Dla mnie jesteście ludźmi. Choć czasem nie zgadzam się z Waszymi poglądami, to dopóki nie próbujecie mi narzucać ich siłą i nie wyrządzają one nikomu krzywdy, dopóty spróbuję je uszanować. Każdy z nas może się zmierzyć z wykluczeniem. Czasem jest to wykluczenie z powodu biedy, czasem z powodu odmiennych preferencji seksualnych, koloru skóry, wyznania czy poglądów. Grunt, abyśmy w tym wszystkim nie pozostali sami sobie. Ważne, aby nie odpłacać pięknym za nadobne. Choć wcześniej pogarda nie przybierała tak drastycznych form, jak teraz, to już wtedy ona istniała. Ziarno potrzebowało czasu, aby wykiełkować. Pamiętam pogardę dla szarego pracownika, czasy, gdy niszczono prestiż zawodu nauczyciela, gdy młodzi, zdolni, choć nie tak zaradni lub nie z tak dobrych domów jak ich rówieśnicy, kończyli na stanowisku za 5 złotych na godzinę. Pamiętam, gdy mojej mamie nie przyznano „rodzinnego” bo jej dochody przekroczyły próg o 2 złote.
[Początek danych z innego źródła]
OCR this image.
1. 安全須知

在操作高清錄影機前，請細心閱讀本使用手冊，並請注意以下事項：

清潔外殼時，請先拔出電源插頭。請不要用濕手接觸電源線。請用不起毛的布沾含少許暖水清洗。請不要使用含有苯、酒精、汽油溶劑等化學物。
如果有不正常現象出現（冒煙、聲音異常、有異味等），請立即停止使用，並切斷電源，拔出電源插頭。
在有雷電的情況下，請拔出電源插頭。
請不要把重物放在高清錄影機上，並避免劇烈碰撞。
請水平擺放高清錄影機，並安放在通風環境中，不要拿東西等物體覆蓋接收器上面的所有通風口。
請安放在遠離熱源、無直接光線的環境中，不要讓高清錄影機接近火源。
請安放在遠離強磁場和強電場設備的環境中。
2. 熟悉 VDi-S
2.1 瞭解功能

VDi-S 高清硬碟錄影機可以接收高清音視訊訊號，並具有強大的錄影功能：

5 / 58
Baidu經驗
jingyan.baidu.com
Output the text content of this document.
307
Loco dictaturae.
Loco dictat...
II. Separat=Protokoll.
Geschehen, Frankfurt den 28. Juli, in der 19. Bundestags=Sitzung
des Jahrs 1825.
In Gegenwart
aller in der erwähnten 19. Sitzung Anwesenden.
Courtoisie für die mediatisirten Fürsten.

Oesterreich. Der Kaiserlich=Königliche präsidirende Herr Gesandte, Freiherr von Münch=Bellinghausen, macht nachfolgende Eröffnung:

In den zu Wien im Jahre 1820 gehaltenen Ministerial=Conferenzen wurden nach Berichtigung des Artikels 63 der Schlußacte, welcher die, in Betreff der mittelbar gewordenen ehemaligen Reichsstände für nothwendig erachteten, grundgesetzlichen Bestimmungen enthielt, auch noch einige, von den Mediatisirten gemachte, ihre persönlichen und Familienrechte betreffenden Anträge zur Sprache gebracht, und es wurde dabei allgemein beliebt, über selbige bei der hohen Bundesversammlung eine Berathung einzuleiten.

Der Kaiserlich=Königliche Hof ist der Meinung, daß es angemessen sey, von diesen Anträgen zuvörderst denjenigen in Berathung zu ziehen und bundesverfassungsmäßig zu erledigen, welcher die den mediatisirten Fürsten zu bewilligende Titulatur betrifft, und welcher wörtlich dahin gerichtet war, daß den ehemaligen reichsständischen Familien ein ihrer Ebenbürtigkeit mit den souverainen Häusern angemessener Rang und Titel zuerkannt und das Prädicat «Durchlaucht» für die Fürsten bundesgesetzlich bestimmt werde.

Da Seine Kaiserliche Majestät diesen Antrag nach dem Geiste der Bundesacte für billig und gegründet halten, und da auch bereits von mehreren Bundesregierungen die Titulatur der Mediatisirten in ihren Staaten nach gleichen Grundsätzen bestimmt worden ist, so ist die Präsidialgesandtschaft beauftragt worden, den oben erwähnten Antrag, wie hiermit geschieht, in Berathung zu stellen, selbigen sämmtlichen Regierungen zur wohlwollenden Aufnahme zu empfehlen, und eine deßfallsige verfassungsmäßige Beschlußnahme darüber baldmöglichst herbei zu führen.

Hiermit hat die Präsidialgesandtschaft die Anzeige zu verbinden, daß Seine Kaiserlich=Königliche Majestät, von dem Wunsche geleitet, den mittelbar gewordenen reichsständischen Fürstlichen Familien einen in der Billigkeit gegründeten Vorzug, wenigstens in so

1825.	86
To były czasy, kiedy sprawy światopoglądowe zamiatało się pod dywan, nie edukowało się, a sprawy społeczne były spychane na dalszy tor, aby zrobić miejsce dla wielkiego biznesu i administrowania państwem.

Nie wszyscy mieliśmy łatwy start. Nie każdy odziedziczył po rodzinie mieszkanie czy majątek. Nie każdy dostał od rodziców pieniądze na start. Ludzie czuli się ogromnie rozczarowani postępującymi zmianami. Wszędzie mówiono, że jesteśmy tygrysami Europy, jednak przeciętny Kowalski tego w ogóle nie odczuwał. Dziś mimo ohydnej propagandy sukcesu i niszczeniu relacji społecznych – ludzie czują, że jest trochę lepiej. Bo ludzie to egoiści i przestańmy się czarować, że tak nie jest. W każdym z nas jest to egoistyczne ziarno. Samotnej matki, która pracuje na dwa etaty i wychowuje dzieci, nie obchodzi to, czy jej sąsiadowi-gejowi wybito szyby, albo czy w warszawskim sądzie przestrzegana jest praworządność. Interesuje ją to, że ów sąd nie dość, że zasądził ojcu dzieci za niskie alimenty, to jeszcze aparat państwa nie robi nic, aby choć tę cząstkę pieniędzy wyegzekwować. Interesuje ją to, czy będzie miała za co wyżywić kolejny przez miesiąc dzieci.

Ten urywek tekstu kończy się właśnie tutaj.